Bosnia Leader Heads Back to Talks
SARAJEVO, Bosnia-Herzegovina — Bosnia’s Muslim president, Alija Izetbegovic, left his besieged capital Monday for Geneva peace talks, vowing to do everything in his power to ensure that Bosnia remained a nation.
His departure coincided with a warning from Bosnian Serb leader Radovan Karadzic that Muslims risk losing everything if they refuse to accept a plan to partition the country into three ethnic ministates within a loose Bosnian confederation.

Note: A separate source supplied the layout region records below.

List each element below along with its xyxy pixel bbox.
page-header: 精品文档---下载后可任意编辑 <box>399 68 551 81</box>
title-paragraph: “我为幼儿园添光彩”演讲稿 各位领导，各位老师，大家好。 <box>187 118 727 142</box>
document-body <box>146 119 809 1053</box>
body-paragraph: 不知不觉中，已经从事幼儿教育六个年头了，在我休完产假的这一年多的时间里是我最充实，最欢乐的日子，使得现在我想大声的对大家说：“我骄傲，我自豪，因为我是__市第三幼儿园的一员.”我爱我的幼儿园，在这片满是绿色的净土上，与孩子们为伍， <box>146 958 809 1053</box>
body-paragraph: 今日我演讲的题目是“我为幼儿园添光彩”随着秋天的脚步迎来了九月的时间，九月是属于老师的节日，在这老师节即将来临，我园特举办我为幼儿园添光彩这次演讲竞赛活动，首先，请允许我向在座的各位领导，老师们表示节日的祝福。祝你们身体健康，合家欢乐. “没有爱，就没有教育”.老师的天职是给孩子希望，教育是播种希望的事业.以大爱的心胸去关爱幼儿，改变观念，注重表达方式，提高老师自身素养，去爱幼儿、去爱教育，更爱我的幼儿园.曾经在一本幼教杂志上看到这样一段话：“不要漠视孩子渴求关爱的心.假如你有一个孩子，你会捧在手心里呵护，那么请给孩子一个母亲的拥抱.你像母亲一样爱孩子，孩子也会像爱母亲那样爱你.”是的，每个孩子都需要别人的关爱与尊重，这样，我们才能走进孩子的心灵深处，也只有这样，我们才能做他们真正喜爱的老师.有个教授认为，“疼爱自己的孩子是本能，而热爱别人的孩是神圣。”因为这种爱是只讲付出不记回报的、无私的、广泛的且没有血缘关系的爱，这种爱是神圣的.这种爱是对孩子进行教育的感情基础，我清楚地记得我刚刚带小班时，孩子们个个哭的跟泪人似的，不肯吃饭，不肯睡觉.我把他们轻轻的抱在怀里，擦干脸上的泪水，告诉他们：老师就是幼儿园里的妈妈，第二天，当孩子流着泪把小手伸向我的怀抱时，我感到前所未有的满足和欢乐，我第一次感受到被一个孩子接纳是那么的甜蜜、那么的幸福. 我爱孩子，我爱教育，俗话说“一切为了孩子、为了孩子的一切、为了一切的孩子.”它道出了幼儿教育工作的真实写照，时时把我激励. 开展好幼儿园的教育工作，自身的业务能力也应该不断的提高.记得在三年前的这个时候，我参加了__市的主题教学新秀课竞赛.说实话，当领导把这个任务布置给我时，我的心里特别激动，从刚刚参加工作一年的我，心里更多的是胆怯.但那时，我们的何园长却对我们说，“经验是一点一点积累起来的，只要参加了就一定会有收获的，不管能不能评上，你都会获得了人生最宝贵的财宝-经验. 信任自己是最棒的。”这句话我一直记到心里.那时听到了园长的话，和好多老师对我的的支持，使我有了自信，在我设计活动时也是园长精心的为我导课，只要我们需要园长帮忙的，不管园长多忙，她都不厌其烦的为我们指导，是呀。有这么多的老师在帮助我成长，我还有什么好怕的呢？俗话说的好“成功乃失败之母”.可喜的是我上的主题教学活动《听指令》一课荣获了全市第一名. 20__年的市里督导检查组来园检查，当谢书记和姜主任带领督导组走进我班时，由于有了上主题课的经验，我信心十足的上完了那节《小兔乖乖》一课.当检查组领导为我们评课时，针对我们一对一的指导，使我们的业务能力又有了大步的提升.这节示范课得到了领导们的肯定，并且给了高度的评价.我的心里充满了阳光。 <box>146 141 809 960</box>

Izetbegovic, whose problems finding a flight out of Sarajevo forced a day’s postponement until today of the resumed Geneva talks, predicted that the negotiations will be hard.
“It will be difficult in Geneva, but our delegation will do everything it can to make sure Bosnia remains a country where no one will be humiliated because of his nationality, religion or politics,” he said in a statement read on Bosnian radio.
Earlier Monday, Karadzic said it is too late for the Muslims to bargain over the map and warned they could lose everything in a two-way carve-up between Serbs and Croats if they tried.
“They (Muslims) should have accepted it. Otherwise they risk losing everything,” Karadzic said after arriving in Geneva.
Only the Serbs have fully accepted the map, giving them 52% of the republic’s territory. Muslims would get 30% and Croats 18%.